Friday, June 1, 2012

Map Analysis: Lakeville


Each map in World of Tanks has some optimal places for tanks to go. No strategy is perfect and often times player skill rules, but a good strategy followed by a platoon can often times swing things in your favor. This series will hopefully lay out some ground work and give ideas on how best to tackle a map by analyzing the standard game play for each map.
An isolated mountain valley on one flank, and city blocks on the other allow you to thrust close enough to the enemy. A large lake in the middle gives long-range weapons a clear field of fire.







Lakeville has several different terrain features that make choosing a path with which to attack and defend from a difficult process. This guide will focus more on the lanes and how different they are rather than the tanks that will typically traffic the areas. One of the more complex maps in terms of terrain effects leads itself to be favored as a map requiring sound strategy. Too few members in any one section can easily lead to a loss, but certain areas can successfully be held by bottlenecking the area long enough by a couple of key tanks to allow a disproportionate sized force pull off a successful attack.








The first area to cover is the town that the map is named after, Lakeville. The town proper is fairly dense with buildings and rubble blocking lines of sight to prevent one from taking shots from one end of a street to another as in other city maps. With several ways to flank the other force, from the center of town around the church, to the lake side street, and even the 0 column road, any tank can successfully navigate behind an enemy force if they are focused on other targets without being seen until it is too late.







The center of the map is the equivilent to a two lane county highway in the backwoods of South Cackalacky, twists and turns everywhere provide cover from enemy tanks coming down the center, but there is very little room to maneuver at all. The center and the town both have decent view lines at each other, with the center being significantly exposed to tanks peeking between rooftops, save for the occasional rock outcropping. Most tanks avoid this road except for a handful on occasion, and so this road can become fairly vital if ignored as it allows quick access into the center of the capture zones. One tank in this area can make the difference between a win or loss, there is no way around this statement as this area is far too valuable to be completely ignored.








The valley is a very difficult approach, but a necessary one. There is a choke-point at the crest of the hill in the center where any team crossing becomes exposed with little hope of concealment. This of course being in addition to all tanks suffering a movement penalty as the valley is considered to be soft ground. Most SPGs watch this area as it is the easiest to hit targets in, and it will typically see TDs using concealed elevated positions to cover the crest of the hill mentioned earlier. Without a sufficient push in this area, tanks can slowly be picked off one by one, or worse, without any tanks in this area it can easily allow for a large force to advance through unchallenged.

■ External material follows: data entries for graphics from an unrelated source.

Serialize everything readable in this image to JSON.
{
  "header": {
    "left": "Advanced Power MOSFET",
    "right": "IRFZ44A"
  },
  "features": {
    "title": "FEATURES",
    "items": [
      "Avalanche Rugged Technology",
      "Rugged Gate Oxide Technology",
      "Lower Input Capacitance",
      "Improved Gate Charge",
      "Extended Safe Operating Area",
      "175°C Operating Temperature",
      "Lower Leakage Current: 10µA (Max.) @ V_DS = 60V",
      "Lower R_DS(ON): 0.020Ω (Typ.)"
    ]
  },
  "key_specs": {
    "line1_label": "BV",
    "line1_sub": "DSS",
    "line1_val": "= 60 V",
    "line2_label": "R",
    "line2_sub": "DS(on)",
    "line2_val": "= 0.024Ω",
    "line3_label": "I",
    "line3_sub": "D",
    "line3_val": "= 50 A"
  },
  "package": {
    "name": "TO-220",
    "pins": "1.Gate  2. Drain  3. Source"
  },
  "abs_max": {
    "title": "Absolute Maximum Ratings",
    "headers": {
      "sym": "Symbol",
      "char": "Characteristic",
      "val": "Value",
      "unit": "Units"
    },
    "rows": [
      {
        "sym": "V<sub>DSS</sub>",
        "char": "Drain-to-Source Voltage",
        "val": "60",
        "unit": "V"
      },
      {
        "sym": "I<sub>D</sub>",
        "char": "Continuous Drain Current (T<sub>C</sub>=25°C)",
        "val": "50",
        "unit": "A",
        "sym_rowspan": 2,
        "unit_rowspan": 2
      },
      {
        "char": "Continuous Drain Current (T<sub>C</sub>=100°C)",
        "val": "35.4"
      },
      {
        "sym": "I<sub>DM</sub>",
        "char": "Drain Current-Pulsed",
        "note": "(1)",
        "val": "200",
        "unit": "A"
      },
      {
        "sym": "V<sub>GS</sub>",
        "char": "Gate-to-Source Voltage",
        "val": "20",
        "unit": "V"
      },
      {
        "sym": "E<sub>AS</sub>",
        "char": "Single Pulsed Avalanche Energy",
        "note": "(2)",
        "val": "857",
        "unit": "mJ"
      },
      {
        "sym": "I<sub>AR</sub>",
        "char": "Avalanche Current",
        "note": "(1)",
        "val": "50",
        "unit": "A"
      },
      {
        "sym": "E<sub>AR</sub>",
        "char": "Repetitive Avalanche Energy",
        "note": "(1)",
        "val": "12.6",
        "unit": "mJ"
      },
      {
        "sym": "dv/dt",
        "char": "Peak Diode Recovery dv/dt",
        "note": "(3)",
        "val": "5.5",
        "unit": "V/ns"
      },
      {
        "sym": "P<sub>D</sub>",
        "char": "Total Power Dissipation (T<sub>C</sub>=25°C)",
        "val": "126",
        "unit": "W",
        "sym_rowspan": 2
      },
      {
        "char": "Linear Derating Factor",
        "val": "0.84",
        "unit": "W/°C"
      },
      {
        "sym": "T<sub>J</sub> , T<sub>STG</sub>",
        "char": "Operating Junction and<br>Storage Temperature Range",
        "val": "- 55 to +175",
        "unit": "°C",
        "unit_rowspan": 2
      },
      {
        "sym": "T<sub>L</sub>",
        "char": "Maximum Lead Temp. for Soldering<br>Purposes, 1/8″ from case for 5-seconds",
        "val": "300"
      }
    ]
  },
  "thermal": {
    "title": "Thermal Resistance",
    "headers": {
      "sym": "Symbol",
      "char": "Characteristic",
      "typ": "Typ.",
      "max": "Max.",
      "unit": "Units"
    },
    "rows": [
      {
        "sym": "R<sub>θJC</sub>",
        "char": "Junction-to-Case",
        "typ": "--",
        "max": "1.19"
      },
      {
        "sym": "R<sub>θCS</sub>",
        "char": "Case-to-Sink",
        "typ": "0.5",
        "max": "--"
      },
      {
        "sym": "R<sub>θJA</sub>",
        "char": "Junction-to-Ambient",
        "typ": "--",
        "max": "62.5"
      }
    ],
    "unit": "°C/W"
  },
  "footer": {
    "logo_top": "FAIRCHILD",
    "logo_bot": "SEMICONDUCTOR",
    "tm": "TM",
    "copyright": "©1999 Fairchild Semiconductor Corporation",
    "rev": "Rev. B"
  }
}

Lakeville is a tricky map to distribute tanks for as a lot of it requires luck of having the right forces in right area at the right time; or having skilled players be able to hold their ground at the key choke-points while the rest of the force is able to capture the base. With sight line penalties in one area, movement penalties in another, one must choose the area they feel they can best help their team based on how they know they can perform in different terrain.

Effectively plan around this analysis, use the route to your advantage to best take on what tanks to expect in each area, and always support where areas are lightly defended but be ready to reenforce as needed. With a good platoon at your side, and now knowing this map better, lake side property has never been so valuable until now.